Four stories that were trending or generated discussion online or on KGOU’s social media platforms during the past week.
University of Oklahoma president David Boren is leading a grassroots initiative to petition lawmakers to put a penny sales tax proposal before Oklahoma voters. If it’s approved, it would generate more than $600 million annually toward education. But critics say sales taxes are regressive, and would put teacher pay raises on the backs of the poorest Oklahomans while making the state’s sales tax one of the highest in the nation.
Reader Danni D. Waddell writes: This is a problem with state owned schools. We need a different more direct way that these schools can be administered so that the state isn't the one "approving" raises for teachers.
Then each community could raise a sales tax specific to the needs of the community.

On Wednesday, one of Oklahoma’s most historically stable energy companies announced it would lay off workers before the end of the first quarter, which ends March 31. Devon Energy’s CEO Dave Hager announced the move to employees during a town hall meeting at the Cox Convention Center, saying it comes due to oil and natural gas prices that started their precipitous fall at the end of 2014. Last year Oklahoma City energy giants Chesapeake Energy and SandRidge also announced significant reductions in their workforces.

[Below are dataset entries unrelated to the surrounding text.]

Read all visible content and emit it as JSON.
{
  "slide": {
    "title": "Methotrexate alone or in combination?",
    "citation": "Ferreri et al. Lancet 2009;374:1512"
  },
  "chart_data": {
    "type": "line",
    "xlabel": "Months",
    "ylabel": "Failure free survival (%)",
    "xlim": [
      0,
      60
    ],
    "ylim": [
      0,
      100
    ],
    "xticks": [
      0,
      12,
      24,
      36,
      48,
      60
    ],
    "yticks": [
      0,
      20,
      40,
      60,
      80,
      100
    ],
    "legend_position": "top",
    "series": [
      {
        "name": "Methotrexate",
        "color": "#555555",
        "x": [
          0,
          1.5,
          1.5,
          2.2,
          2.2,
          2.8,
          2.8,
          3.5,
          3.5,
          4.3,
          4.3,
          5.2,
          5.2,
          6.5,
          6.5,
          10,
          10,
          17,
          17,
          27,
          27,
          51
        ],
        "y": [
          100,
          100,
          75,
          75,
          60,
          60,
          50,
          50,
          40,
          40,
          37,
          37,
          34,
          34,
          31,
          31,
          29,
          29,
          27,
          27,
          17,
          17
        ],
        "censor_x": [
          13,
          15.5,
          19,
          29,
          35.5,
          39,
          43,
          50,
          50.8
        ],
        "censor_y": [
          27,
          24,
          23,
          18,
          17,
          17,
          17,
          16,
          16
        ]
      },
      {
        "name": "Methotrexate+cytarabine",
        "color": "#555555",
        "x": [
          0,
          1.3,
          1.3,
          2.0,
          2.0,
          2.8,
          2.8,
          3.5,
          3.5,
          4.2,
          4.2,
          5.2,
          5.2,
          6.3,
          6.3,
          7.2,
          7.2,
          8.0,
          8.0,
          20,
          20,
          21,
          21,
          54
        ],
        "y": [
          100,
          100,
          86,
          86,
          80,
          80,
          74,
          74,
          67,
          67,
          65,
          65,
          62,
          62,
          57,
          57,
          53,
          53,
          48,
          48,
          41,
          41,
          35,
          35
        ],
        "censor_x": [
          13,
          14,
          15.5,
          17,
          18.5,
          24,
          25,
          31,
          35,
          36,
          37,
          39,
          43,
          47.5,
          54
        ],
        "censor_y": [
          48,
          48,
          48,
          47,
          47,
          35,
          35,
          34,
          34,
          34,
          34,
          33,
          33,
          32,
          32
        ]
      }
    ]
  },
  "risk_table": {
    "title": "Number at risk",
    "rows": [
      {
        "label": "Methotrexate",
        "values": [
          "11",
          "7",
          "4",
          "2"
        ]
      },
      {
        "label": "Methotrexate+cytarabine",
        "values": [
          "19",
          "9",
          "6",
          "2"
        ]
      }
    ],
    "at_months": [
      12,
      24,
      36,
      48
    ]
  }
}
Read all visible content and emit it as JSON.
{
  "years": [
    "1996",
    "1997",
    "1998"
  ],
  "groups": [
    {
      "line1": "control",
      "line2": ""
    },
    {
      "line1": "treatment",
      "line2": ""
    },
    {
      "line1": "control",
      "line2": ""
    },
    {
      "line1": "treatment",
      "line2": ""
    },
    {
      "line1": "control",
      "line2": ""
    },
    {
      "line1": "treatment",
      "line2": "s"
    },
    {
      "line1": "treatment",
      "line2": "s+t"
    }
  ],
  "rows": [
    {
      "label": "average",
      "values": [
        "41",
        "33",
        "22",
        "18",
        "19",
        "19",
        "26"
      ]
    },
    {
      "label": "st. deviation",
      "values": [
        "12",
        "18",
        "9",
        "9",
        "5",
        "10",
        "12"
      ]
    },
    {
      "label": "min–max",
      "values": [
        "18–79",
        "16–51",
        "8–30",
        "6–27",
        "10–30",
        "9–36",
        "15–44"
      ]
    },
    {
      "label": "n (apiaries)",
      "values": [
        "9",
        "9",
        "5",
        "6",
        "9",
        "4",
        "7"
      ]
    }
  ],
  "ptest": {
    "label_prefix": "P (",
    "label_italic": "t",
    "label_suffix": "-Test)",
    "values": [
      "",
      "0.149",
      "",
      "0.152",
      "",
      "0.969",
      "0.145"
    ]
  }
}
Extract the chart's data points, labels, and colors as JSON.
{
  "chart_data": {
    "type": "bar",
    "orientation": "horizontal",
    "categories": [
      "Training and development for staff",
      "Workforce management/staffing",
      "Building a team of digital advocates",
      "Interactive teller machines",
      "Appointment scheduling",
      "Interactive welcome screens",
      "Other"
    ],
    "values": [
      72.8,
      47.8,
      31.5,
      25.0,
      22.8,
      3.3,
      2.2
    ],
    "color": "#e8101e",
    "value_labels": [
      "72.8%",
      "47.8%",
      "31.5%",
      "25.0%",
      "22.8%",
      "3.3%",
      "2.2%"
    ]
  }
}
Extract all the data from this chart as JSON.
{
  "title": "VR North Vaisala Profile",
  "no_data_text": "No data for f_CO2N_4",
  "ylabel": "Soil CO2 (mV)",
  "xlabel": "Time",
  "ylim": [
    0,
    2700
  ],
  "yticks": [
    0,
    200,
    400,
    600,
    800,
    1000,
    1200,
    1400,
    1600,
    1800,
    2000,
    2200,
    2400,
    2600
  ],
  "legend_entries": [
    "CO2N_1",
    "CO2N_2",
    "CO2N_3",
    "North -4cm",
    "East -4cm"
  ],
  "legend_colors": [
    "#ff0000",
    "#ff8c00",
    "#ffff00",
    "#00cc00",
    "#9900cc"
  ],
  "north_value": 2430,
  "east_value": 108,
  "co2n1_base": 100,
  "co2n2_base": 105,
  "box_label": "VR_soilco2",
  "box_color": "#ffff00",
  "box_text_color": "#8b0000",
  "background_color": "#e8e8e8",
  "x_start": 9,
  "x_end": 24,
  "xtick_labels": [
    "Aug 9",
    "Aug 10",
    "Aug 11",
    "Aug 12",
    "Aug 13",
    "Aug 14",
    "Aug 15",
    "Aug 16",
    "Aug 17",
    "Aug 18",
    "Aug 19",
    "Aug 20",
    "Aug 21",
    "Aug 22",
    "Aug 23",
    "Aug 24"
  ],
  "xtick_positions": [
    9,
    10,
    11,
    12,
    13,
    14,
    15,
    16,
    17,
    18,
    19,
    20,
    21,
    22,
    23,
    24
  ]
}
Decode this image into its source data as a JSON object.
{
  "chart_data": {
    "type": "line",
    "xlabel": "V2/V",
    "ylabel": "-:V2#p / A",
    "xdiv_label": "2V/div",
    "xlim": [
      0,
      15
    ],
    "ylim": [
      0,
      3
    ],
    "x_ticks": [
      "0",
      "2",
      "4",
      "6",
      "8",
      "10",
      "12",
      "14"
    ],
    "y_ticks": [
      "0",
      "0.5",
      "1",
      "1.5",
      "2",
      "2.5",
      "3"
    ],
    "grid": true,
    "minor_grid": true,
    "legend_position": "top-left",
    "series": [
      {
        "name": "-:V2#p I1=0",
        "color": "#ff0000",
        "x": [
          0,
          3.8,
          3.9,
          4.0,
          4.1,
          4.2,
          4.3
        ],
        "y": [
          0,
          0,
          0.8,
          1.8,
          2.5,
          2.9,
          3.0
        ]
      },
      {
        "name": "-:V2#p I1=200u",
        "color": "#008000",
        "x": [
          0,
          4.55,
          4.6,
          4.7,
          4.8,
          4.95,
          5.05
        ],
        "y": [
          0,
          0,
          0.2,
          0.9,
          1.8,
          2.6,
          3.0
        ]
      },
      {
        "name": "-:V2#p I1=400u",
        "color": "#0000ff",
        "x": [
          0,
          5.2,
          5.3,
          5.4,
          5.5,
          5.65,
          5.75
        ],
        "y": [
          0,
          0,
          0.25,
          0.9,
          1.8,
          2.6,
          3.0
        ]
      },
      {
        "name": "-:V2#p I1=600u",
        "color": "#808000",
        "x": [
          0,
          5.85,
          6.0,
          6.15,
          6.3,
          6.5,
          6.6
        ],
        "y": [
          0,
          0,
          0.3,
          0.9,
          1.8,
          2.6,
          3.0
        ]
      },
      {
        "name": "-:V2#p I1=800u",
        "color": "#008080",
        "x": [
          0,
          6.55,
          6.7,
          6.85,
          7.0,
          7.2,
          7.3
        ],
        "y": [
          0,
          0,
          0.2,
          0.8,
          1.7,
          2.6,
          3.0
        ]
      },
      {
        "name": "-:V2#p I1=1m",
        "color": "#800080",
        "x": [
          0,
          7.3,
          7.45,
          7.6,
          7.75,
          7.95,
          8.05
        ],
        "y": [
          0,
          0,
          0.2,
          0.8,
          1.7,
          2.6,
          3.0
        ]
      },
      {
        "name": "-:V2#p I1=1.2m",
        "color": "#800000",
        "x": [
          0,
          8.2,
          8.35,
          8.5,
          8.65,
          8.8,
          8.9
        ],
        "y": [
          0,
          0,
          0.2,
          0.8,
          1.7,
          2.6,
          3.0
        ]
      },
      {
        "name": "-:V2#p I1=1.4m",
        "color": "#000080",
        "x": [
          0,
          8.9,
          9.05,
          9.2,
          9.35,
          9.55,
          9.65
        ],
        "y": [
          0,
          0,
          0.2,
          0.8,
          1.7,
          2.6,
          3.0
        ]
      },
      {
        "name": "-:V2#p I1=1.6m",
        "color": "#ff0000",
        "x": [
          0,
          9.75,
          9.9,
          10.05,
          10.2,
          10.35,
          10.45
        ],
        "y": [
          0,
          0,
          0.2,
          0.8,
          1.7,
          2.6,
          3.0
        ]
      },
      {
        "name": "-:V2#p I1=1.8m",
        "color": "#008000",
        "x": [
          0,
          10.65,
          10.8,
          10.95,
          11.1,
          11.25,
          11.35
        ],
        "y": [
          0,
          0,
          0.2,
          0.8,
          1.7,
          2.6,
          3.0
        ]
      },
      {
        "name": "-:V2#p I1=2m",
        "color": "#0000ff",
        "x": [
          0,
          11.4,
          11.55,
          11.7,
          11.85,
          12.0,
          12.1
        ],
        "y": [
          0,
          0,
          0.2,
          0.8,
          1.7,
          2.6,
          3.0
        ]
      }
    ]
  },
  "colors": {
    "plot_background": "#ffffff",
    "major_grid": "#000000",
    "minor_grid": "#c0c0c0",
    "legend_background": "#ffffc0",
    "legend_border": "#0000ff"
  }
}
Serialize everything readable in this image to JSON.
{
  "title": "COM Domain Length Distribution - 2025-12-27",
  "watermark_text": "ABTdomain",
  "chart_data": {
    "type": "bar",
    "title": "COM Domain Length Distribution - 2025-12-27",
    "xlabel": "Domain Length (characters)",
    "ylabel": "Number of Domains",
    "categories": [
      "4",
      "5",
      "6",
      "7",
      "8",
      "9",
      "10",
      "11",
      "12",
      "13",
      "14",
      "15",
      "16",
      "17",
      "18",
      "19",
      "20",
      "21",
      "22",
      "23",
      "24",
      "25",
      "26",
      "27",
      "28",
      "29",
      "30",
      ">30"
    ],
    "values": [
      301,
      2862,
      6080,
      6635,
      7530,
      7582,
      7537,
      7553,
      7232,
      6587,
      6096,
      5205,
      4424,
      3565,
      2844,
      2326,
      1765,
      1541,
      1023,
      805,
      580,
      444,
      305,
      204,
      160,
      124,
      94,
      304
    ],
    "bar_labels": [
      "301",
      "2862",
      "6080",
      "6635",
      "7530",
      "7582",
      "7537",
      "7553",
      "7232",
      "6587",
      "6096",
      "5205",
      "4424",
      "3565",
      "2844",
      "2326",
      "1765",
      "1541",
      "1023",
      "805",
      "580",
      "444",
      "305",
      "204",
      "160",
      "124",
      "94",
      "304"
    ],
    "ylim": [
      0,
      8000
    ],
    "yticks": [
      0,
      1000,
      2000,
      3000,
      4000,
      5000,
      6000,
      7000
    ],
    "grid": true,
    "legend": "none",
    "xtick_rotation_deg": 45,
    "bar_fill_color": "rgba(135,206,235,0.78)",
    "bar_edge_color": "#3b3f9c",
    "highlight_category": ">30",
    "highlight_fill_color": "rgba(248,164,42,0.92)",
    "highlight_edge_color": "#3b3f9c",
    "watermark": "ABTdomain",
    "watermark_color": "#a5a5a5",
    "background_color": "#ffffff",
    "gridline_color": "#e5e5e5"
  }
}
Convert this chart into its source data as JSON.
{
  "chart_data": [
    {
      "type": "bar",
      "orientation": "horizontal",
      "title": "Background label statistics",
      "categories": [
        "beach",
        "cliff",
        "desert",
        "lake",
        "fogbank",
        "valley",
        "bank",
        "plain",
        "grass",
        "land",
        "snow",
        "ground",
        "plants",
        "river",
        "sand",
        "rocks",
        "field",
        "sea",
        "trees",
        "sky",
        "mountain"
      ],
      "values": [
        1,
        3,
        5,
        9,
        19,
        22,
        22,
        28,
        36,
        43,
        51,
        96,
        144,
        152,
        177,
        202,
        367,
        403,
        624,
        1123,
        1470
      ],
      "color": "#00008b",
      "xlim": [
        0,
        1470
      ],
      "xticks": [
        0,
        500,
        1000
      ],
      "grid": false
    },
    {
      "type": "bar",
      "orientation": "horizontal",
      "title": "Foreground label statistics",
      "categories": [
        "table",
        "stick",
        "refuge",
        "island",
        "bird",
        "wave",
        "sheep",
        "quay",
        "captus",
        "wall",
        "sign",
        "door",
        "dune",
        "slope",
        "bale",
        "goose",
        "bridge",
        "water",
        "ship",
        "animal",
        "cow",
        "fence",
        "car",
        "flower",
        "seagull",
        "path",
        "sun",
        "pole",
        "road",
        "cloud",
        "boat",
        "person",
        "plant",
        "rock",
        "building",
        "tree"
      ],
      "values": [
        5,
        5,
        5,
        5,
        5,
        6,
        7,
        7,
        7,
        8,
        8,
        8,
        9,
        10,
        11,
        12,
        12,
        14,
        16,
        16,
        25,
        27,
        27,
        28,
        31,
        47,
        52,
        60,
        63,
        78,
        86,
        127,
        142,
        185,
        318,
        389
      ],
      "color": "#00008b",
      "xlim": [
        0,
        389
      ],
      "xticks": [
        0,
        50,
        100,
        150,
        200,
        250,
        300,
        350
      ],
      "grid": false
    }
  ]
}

Political Scientist Mackenzie Israel-Trummel Examines Race, Identity Politics Ahead Of 2016 Election
As part of KGOU’s new limited-run series Race Matters, produced in partnership with the literary magazine World Literature Today, host Merelyn Bell and University of Oklahoma political scientist Mackenzie Israel-Trummel discussed issues of race and ethnicity on the mind of voters heading into the 2016 presidential election. The discussion came just days before Republican presidential frontrunner Donald Trump visited Oklahoma. Trump has vocally supported proposals to crack down on immigration by building a wall between the U.S.-Mexican border, and ban Muslims from entering the United States.
Interested in perspectives on racial issues like this case? Check out the new program from @kgounews and @worldlittoday: @racemattersshow
— Carl Albert Center (@CarlAlbertCtr) January 12, 2016

For months, NPR’s Howard Berkes has been examining workers’ compensation issues in Texas and Oklahoma. In a piece that aired Thursday on Morning Edition, Berkes found 1.5 million workers in Texas and Oklahoma don't have state-regulated workers' compensation to turn to when they're injured on the job.
Reader Nichole Silver Beaulieu wrote on NPR’s Facebook page: How is this even legal? Is our government even working at all for us at all now? If you're hurt on the job, it is the responsibility of the establishment to ensure you're taken care of. No matter what chains the far right may rattle, it is excessively difficult to fake workmans comp claims, having seen it up close with a family member, it can take months and years to confirm and never for the benefit of those hurt in site. One weird opportunist and media bite does not make an epidemic. Tragic. We pay for roads, schooling, community upkeep, welfare and corporations just keep sucking funds, subsidies, and lives out of the country. Shame on state lawmakers.